On October 22, 1951, a special meeting of the board of directors of Service, Inc., was held at which time the acquisition of Service Co. was discussed. The minutes of the meeting and resolutions passed at that time include the following:
The chairman then stated that negotiations had been carried on for the purchase of the business assets of North American Service Co., an Illinois corporation, however, that company was not willing to sell its business assets. He pointed out that the stockholders of that company were quite willing to sell their stock. The chairman then stated that in order to acquire the business assets of North American Service Co. it would be necessary for this company to purchase all of the issued and outstanding stock of that company and to immediately, after such acquisition, partially liquidate that company in order to get the assets desired, and he stated that he deemed it advisable for this company to do so. The chairman then presented to the meeting a copy of a proposed contract between the stockholders of North American Service Co. and the company. He stated that if this company should purchase the stock of
North American Service Co., the partial liquidation of that company would be effected through the distribution to this company, the sole stockholder of North American Service Co., of all of its assets, subject to its liabilities, except for $5,000. in cash, and that the final liquidation and dissolution of that company should not be effected earlier than April 1, 1955, and not later than December 31, 1955, and that the authorized capital of North American Service Co. should be reduced to $5,000, represented by 50 shares of common stock, par value $100 each.
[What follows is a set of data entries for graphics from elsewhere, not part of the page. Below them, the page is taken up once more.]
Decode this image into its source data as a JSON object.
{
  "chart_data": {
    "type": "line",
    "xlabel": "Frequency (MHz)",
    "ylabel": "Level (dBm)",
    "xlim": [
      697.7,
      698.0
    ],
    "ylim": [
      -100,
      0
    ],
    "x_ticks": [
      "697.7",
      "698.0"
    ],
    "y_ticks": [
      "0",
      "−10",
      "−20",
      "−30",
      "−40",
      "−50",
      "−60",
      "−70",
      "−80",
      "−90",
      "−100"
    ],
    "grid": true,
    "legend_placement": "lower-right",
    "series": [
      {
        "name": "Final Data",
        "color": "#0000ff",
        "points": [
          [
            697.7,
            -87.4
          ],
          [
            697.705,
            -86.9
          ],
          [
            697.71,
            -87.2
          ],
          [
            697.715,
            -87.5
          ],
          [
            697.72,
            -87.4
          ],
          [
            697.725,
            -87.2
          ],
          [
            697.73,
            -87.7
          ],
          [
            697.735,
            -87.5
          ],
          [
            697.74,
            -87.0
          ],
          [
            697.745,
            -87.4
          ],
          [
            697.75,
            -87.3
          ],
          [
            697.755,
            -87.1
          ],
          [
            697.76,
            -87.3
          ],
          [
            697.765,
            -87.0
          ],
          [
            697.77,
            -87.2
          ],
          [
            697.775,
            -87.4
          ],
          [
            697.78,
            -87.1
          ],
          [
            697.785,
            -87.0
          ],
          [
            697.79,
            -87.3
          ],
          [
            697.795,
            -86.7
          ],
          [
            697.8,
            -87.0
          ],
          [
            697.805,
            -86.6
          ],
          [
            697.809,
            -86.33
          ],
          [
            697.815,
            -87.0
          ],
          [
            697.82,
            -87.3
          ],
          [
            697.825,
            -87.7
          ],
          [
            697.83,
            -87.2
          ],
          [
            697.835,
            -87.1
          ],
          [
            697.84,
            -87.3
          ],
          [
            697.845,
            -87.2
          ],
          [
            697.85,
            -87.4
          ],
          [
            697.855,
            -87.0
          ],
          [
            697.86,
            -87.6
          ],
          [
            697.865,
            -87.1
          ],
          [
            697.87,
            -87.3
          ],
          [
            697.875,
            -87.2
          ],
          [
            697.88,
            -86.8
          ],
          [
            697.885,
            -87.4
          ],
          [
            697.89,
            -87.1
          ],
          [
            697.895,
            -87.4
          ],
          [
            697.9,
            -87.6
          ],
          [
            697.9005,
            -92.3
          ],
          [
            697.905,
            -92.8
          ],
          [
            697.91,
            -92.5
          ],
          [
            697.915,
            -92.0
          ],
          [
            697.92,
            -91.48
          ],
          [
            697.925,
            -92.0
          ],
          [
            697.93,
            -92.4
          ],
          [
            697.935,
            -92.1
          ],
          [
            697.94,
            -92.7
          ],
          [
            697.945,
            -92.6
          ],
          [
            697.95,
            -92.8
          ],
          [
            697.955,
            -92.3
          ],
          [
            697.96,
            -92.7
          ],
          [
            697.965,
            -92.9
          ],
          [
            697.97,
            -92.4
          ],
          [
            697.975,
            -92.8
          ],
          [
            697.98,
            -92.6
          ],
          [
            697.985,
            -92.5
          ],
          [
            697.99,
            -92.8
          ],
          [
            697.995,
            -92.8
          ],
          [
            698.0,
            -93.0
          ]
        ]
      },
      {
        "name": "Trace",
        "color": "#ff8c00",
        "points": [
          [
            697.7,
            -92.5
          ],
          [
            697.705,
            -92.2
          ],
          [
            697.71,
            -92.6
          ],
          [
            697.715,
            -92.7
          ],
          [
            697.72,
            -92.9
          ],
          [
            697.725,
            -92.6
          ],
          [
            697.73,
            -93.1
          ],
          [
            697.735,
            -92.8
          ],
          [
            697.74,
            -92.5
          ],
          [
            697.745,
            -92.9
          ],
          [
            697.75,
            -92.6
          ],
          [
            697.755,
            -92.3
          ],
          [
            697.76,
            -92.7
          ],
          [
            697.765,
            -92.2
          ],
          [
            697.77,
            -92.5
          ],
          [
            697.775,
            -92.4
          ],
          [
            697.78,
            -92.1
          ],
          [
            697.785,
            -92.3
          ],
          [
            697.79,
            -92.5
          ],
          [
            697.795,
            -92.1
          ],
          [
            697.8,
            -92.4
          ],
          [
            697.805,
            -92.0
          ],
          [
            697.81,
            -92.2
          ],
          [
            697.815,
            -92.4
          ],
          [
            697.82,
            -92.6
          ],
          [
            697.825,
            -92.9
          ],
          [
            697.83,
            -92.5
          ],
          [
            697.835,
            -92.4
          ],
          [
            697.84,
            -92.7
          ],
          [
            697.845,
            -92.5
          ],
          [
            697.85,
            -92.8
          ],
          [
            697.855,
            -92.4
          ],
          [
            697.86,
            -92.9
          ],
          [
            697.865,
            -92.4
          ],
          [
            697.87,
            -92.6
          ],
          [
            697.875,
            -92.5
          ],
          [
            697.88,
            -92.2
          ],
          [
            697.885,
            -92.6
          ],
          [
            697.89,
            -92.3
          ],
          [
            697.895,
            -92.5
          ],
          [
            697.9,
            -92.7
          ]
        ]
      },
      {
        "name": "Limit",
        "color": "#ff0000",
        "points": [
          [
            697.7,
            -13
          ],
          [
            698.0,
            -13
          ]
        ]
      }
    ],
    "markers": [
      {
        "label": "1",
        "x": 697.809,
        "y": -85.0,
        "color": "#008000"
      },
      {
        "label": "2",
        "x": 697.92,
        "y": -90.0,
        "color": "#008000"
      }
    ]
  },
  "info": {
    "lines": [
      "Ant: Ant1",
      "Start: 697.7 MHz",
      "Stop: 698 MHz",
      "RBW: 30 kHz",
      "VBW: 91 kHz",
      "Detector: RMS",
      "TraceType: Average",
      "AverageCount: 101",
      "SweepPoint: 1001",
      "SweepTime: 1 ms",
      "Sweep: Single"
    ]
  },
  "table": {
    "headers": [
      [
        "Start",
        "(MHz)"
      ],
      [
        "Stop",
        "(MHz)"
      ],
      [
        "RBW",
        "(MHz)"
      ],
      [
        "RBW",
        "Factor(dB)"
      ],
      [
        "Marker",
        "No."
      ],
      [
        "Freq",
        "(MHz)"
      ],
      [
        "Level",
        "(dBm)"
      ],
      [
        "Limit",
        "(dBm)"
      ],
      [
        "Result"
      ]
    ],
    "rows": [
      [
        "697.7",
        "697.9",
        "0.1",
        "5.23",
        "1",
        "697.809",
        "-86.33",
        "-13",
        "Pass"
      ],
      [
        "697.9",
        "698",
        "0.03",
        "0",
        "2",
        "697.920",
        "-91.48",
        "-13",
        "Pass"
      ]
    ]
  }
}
After a full discussion of the matter, on motion duly made, seconded and unanimously carried, the following resolutions were adopted:
WHEREAS, this company desires to obtain the business assets of North American Service Co. and negotiations have been carried on to that end; and
WHEREAS, North American Service Co. has refused to sell its assets; and
WHEREAS, the stockholders of North American Service Co. are quite willing to sell their stock in that company and it appears that in order to obtain the business assets of North American Service Co. it will be necessary to purchase the stock of that company and follow such purchase by an immediate partial liquidation of North American Service Co.; and
WHEREAS, this Board of Directors deems it advisable and necessary for this company to borrow the sum of $900,000, to obtain the funds needed in connection with the purchase of the stock of North American Service Co. and in order to meet current obligations;
NOW, THEREFORE, BE IT RESOLVED, That the Chairman of the Board of Directors and the Secretary of this company be and they are hereby authorized to enter into a contract for the purchase by this company, at a total price not exceeding $965,000, of all of the issued and outstanding shares or stock of North American Service Co., including both common and preferred stock, from the shareholders thereof, such contract to contain substantially the same terms and conditions as the aforementioned contract presented to this meeting, and that a copy of said contract be appended to these minutes.